Membeli, menenteng, membaca dan mendikusikan isi buku-buku Pramoedya adalah kebanggaan tersendiri di masa mahasiswa. Level bersastra mendadak naik kelas begitu sudah menjadikan buku Pramoedya sebagai referensi. Bukan sekadar buku wajib bagi aktivis kiri, tapi juga menjadi role model bertutur dan menulis sastra. Cita rasa seakan mencapai maksimal begitu dapat bercerita banyak tentang buku-buku Pram.
Karya tetralogi Pramoedya merupakan goals pecinta sastra untuk dibeli dan dibaca: Bumi Manusia, Anak Semua Bangsa, Jejak Langkah dan Rumah Kaca adalah karya-karya Pramoedya yang melegenda. Selain buku sastra tetralogi, novelnya berjudul Nyanyi Sunyi Seorang Bisu, Arus Balik dan Arok Dedes juga sangat terkenal.
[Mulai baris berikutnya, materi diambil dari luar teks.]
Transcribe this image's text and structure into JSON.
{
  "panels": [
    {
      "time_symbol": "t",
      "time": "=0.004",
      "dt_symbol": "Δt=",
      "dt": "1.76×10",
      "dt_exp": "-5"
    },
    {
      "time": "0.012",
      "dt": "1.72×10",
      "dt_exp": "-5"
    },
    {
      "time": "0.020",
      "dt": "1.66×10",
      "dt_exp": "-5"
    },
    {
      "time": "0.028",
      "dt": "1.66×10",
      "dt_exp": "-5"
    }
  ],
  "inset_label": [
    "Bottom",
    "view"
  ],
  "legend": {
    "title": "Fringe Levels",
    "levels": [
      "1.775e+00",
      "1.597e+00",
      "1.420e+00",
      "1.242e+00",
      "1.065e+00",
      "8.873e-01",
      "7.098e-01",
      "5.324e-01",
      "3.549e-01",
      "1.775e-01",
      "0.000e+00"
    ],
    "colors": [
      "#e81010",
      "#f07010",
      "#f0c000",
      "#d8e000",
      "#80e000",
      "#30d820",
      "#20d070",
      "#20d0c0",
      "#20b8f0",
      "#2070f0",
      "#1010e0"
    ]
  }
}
Dua novel di atas malah semasa mahasiswa aku pinjam baca dari kawan Imron yang sudah membelinya. Kelak setelah bekerja aku lengkapi perburuan karya-karya Pram. Ada 50 karya yang sudah diterjemahkan ke dalam lebih dari 42 bahasa di dunia.

Setelah menunggu beberapa saat keluarlah sosok sastrawan terkemuka tersebut dari dalam rumah. Mengenakan kaos putih dan bersarung ia duduk di hadapanku. Ia bercerita aktivitas sehari-harinya di masa tua. Saban hari Pram menghabiskan waktu untuk istirahat, membaca dan menulis. Namun ada satu kegemarannya yang tak pernah ditinggalkan yaitu menyapu halaman belakang dan membakar sampah organik. “Ada kenikmatan tersendiri membersihkan sampah dan melihat halaman yang bersih,” seloroh Pram. Ia pun bercerita pada saat melakoni hukuman penjara di Pulau Buru, aktivitasnya juga sama seperti itu.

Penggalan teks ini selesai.